In his cozy office, in his spare time and for recreation he worked over abstruse equations, inhabiting
the world of numbers. Numbers, being impersonal, could be mastered even by someone who mastered very little else—except horses. He was an expert rider. A man can look tall on horseback.

After having been silent all through the dinner, he now spoke up. “I have Tina’s birthday present ready. It’s a pony, a gentle, very small Shetland, and I’ll teach her to ride it. You said it would be all right,” he reminded Sally and Dan.

“You’ll be a good teacher,” Oliver said affectionately. “If I didn’t know otherwise, I’d say you must have been born on the back of a horse. Incidentally, I’ve missed Tina. You should have brought her tonight.”

“You forget she’s only five,” Dan replied. “She’s safely asleep by now.”

“Then you must take some of my birthday cake home for her. Ah, here it is.”

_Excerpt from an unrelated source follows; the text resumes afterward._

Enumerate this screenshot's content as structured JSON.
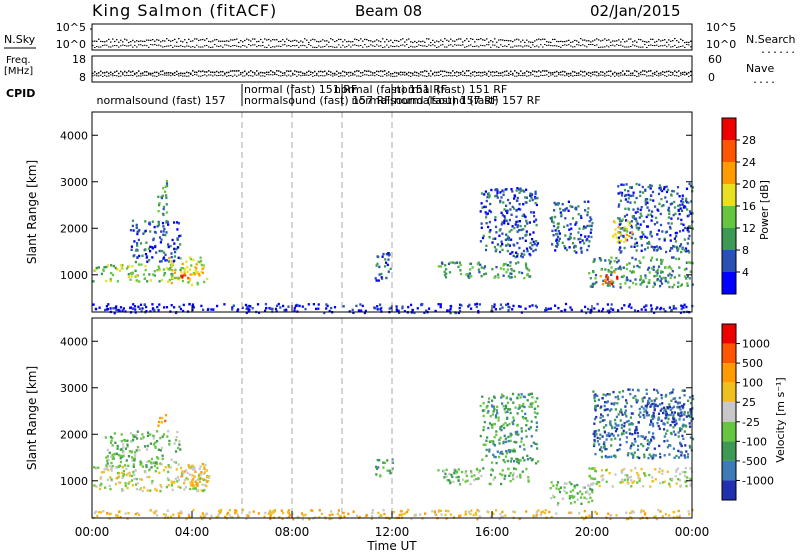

Two pairs of hands were needed to support the huge white edifice blazing with candles that covered the cake in a sheet of flickering flame. Inside, as everyone knew, were layers of dark chocolate interlaced with crushed strawberries and whipped cream. It was the traditional Grey family favorite; no birthday, no celebration was properly observed without it, or properly observed without somebody’s lament about calories, or some gentle joke about Clive’s ability to eat two portions, to which Clive would respond with a somewhat childish giggle.